On est citadins non par choix mais par acceptations successives. Un boulot est là, on y va et on finit par passer la plus longue partie de sa vie dans une grande ville. Juste autour – au-delà de la rocade entourant et limitant la ville – sont de petites communes, bourgs du XIXème siècle à 1 église et quelques maisons, qui enflent rapidement , depuis une trentaine d’années, de lotissements. Lotissements des années 80, 90, puis 2000, 2010, 2020 etc.. Nous qui avons vécu la 1ère partie – sans doute la plus importante – de notre vie, au « grand air », au bord de la mer, nous étouffons dans cette ville de 200 000 habitants. Alors, régulièrement, nous avons soif d’en sortir au plus vite et allons chercher un peu de nature en dehors, à la recherche d’un peu de végétal non urbain, qui ici au plus proche est une campagne très agricole, très exploitée.. mais on y va quand même, parce que c’est le plus près de « Vert ». Et surtout nous avons besoin d’espace large, de ciel ouvert, de grands nuages, d’un horizon qui ne soit pas haché d’immeubles.

Alors on avance un peu au hasard et en écoutant son intuition sur des petites routes étroites longées de talus modestes, sillonnant entre des terres très cultivées, et parfois on dégotte une ébauche de chemin qui n’est pas une entrée pour engin agricole et on s’y engage avec l’espoir d’un horizon avec ces silhouettes d’arbres conservés par l’usage, ces arbres en limites de parcelles cultivées – avec force chevaux gasoil – et dont les branches le long du tronc sont coupées par les hommes du coin, pour s’approvisionner en bois moyen pour la cheminée et qui ne leur laissent qu’un toupet. On appelle cela des ragosses. Cette fois-là, le lieu dit s’appelle, le bien nommé, le Champ Doux.

Les raisons pour lesquelles chaque arbre a été taillé de la manière dont il a été taillé, je ne saurais prétendre les connaître même si je m’en doute, mais toujours est-il que les silhouettes, au soleil couchant, ressemblent aux découpages de Michel Ocelot dans Princes & Princesses.
Bref : le bocage rennais, sud, est un décors ocelotien en grand format.

.. et les nuages, merveilleux nuages, sont bien au rendez-vous espéré qu’on leur avait fixé.
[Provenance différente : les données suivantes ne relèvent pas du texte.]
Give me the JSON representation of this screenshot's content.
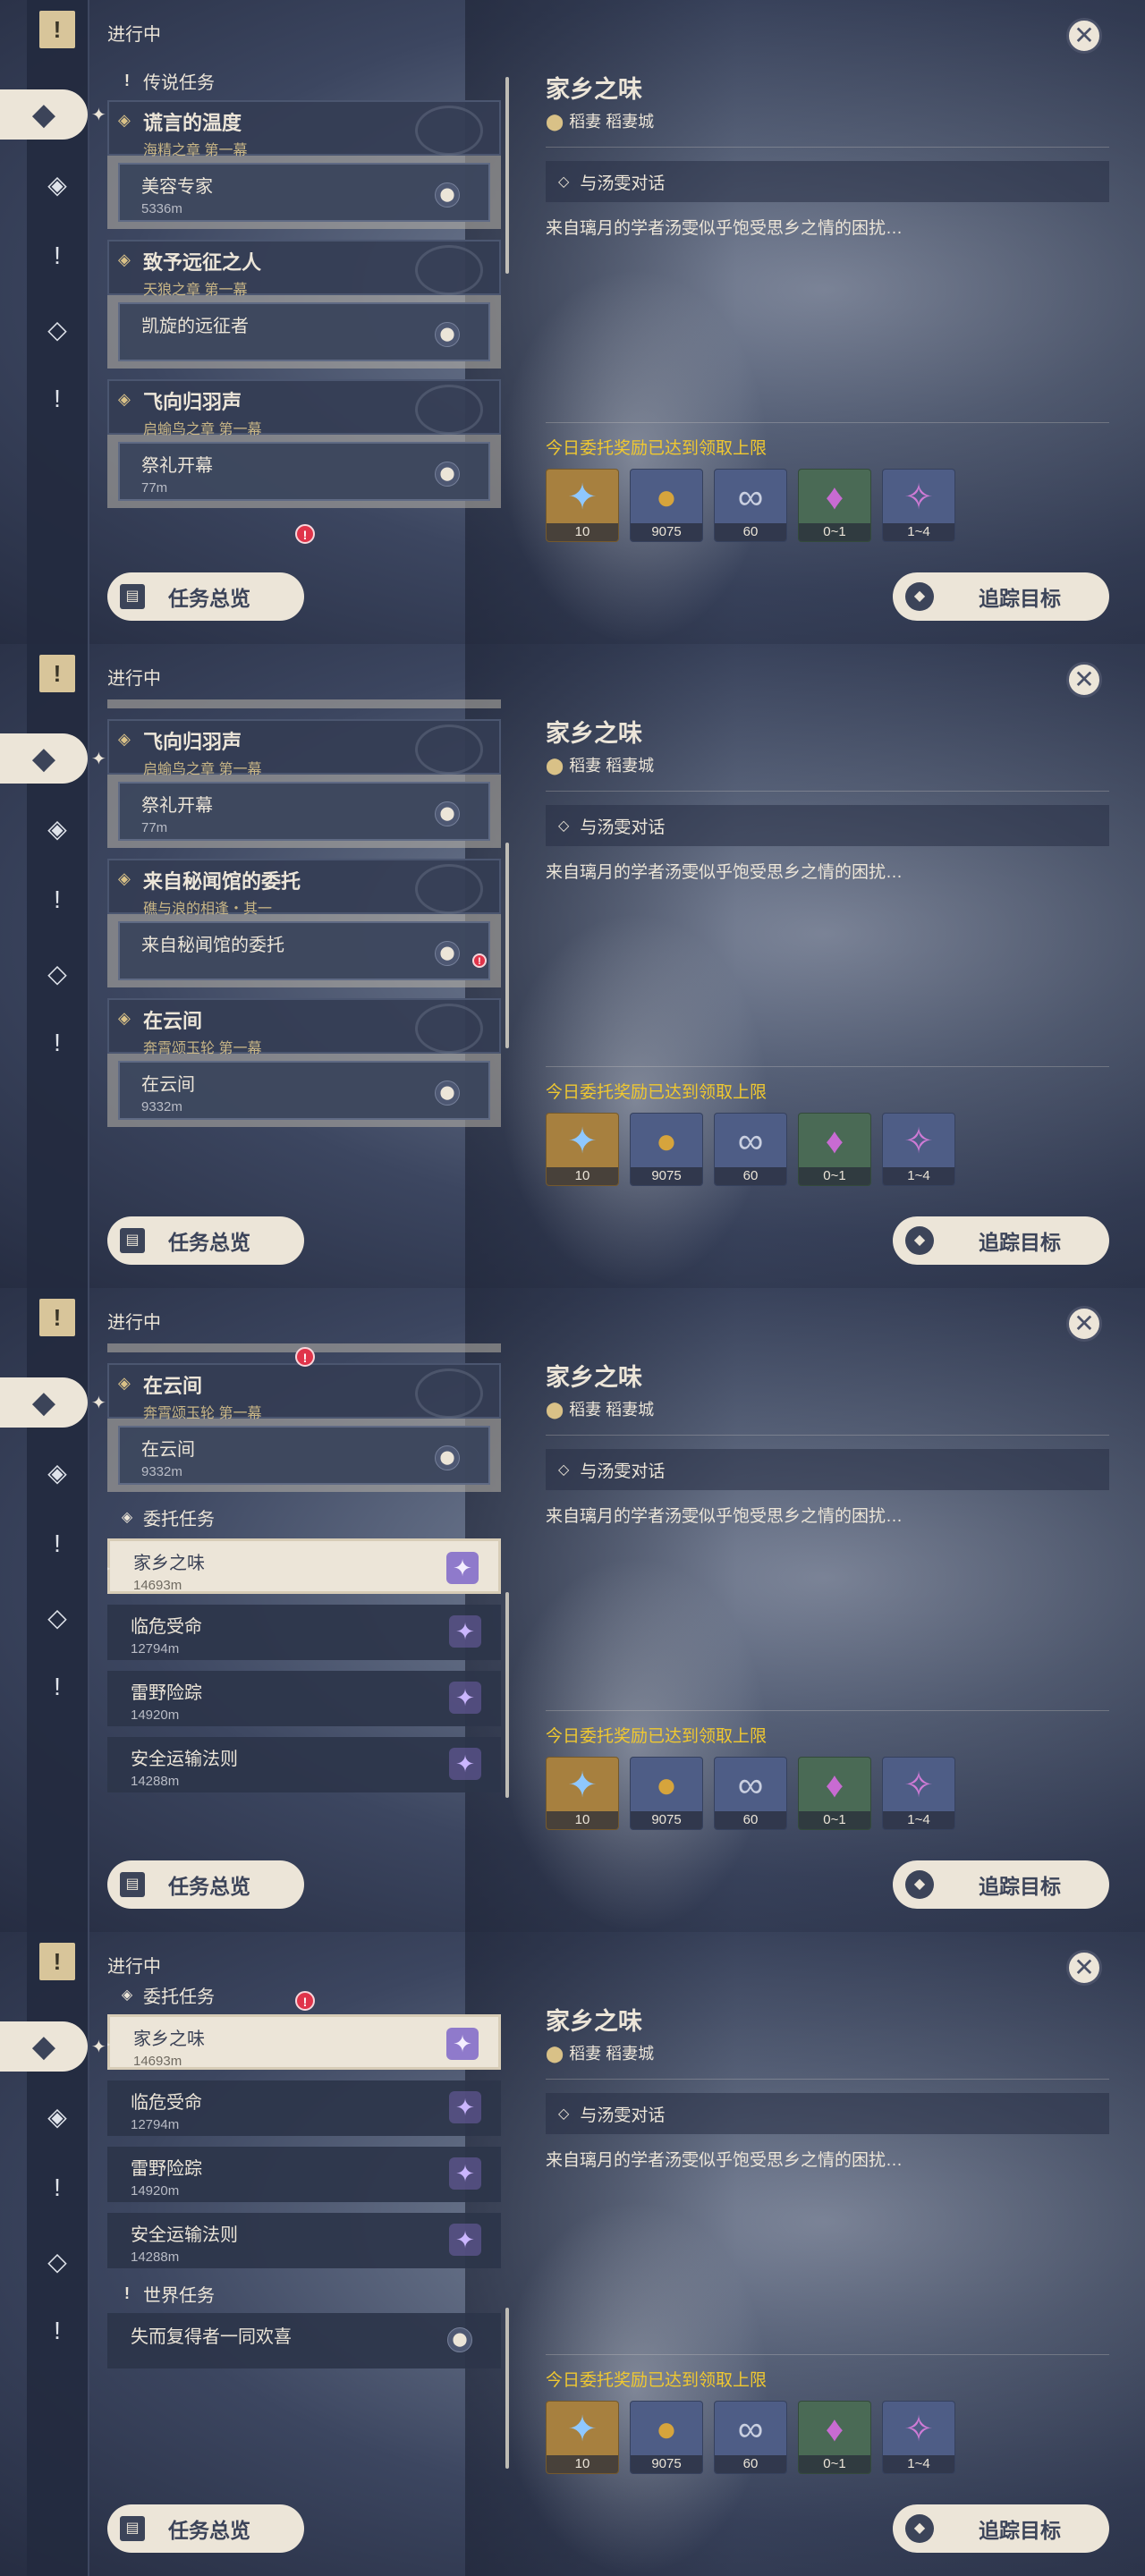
{
  "sidebar": {
    "icons": [
      "pinned-quest-icon",
      "commission-diamond-icon",
      "archon-quest-icon",
      "story-quest-icon",
      "world-diamond-icon",
      "world-quest-icon"
    ],
    "top_glyph": "!",
    "sel_glyph": "◆",
    "icon_glyphs": [
      "◈",
      "!",
      "◇",
      "!"
    ]
  },
  "header": {
    "in_progress": "进行中"
  },
  "close_glyph": "✕",
  "legend_section": "传说任务",
  "commission_section": "委托任务",
  "world_section": "世界任务",
  "groups": {
    "g1": {
      "title": "谎言的温度",
      "subtitle": "海精之章 第一幕",
      "sub": {
        "title": "美容专家",
        "distance": "5336m"
      }
    },
    "g2": {
      "title": "致予远征之人",
      "subtitle": "天狼之章 第一幕",
      "sub": {
        "title": "凯旋的远征者",
        "distance": ""
      }
    },
    "g3": {
      "title": "飞向归羽声",
      "subtitle": "启蝓鸟之章 第一幕",
      "sub": {
        "title": "祭礼开幕",
        "distance": "77m"
      }
    },
    "g4": {
      "title": "来自秘闻馆的委托",
      "subtitle": "礁与浪的相逢・其一",
      "sub": {
        "title": "来自秘闻馆的委托",
        "distance": ""
      }
    },
    "g5": {
      "title": "在云间",
      "subtitle": "奔霄颂玉轮 第一幕",
      "sub": {
        "title": "在云间",
        "distance": "9332m"
      }
    }
  },
  "commissions": [
    {
      "title": "家乡之味",
      "distance": "14693m"
    },
    {
      "title": "临危受命",
      "distance": "12794m"
    },
    {
      "title": "雷野险踪",
      "distance": "14920m"
    },
    {
      "title": "安全运输法则",
      "distance": "14288m"
    }
  ],
  "world_quests": [
    {
      "title": "失而复得者一同欢喜"
    }
  ],
  "buttons": {
    "overview": "任务总览",
    "track": "追踪目标"
  },
  "detail": {
    "title": "家乡之味",
    "location": "稻妻 稻妻城",
    "objective": "与汤雯对话",
    "description": "来自璃月的学者汤雯似乎饱受思乡之情的困扰…",
    "limit_notice": "今日委托奖励已达到领取上限",
    "rewards": [
      {
        "icon": "adventure-exp-icon",
        "amount": "10",
        "bg": "#a7803f",
        "glyph": "✦",
        "color": "#8fc8ff"
      },
      {
        "icon": "mora-icon",
        "amount": "9075",
        "bg": "#4e5d86",
        "glyph": "●",
        "color": "#d6a43c"
      },
      {
        "icon": "companionship-exp-icon",
        "amount": "60",
        "bg": "#4e5d86",
        "glyph": "∞",
        "color": "#c9cfe0"
      },
      {
        "icon": "crystal-chunk-icon",
        "amount": "0~1",
        "bg": "#4a6a55",
        "glyph": "♦",
        "color": "#c86bd2"
      },
      {
        "icon": "crystal-shard-icon",
        "amount": "1~4",
        "bg": "#4e5d86",
        "glyph": "✧",
        "color": "#d07bd6"
      }
    ]
  },
  "alert_glyph": "!"
}
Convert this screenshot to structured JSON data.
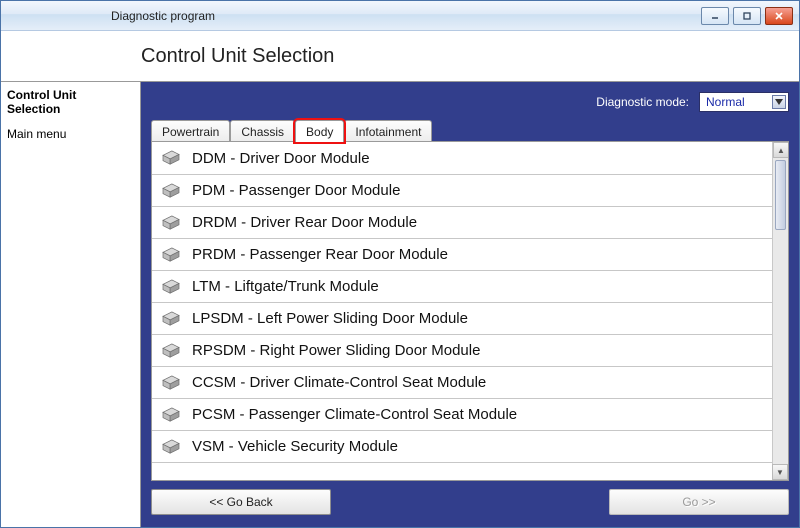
{
  "window": {
    "title": "Diagnostic program"
  },
  "header": {
    "title": "Control Unit Selection"
  },
  "sidebar": {
    "selected_line1": "Control Unit",
    "selected_line2": "Selection",
    "items": [
      {
        "label": "Main menu"
      }
    ]
  },
  "mode": {
    "label": "Diagnostic mode:",
    "value": "Normal"
  },
  "tabs": [
    {
      "label": "Powertrain",
      "active": false
    },
    {
      "label": "Chassis",
      "active": false
    },
    {
      "label": "Body",
      "active": true,
      "highlight": true
    },
    {
      "label": "Infotainment",
      "active": false
    }
  ],
  "modules": [
    {
      "label": "DDM - Driver Door Module"
    },
    {
      "label": "PDM - Passenger Door Module"
    },
    {
      "label": "DRDM - Driver Rear Door Module"
    },
    {
      "label": "PRDM - Passenger Rear Door Module"
    },
    {
      "label": "LTM - Liftgate/Trunk Module"
    },
    {
      "label": "LPSDM - Left Power Sliding Door Module"
    },
    {
      "label": "RPSDM - Right Power Sliding Door Module"
    },
    {
      "label": "CCSM - Driver Climate-Control Seat Module"
    },
    {
      "label": "PCSM - Passenger Climate-Control Seat Module"
    },
    {
      "label": "VSM - Vehicle Security Module"
    }
  ],
  "buttons": {
    "back": "<< Go Back",
    "go": "Go >>"
  }
}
Ils se déplacent lentement et sûrement au-delà des arbres spectateurs alignés entre les champs, vers le sud, comme à la parade, en défilé dans l’espace grand ouvert, devant le projecteur puissant du soleil bientôt couchant.







Parfois les arbres en ragosses sont morts mais leur fût sec ont été laissés là, comme les colonnes d’entrée d’un domaine effacé par les herses et les charrues.

Les lieux sont totalement maîtrisés par l’Homme. Si des arbres sont là, c’est qu’ils sont tolérés par celui-ci, qui accordent aux oiseaux encore quelque abri, à moins qu’ils servent simplement de bornes aux propriétés foncières agricoles.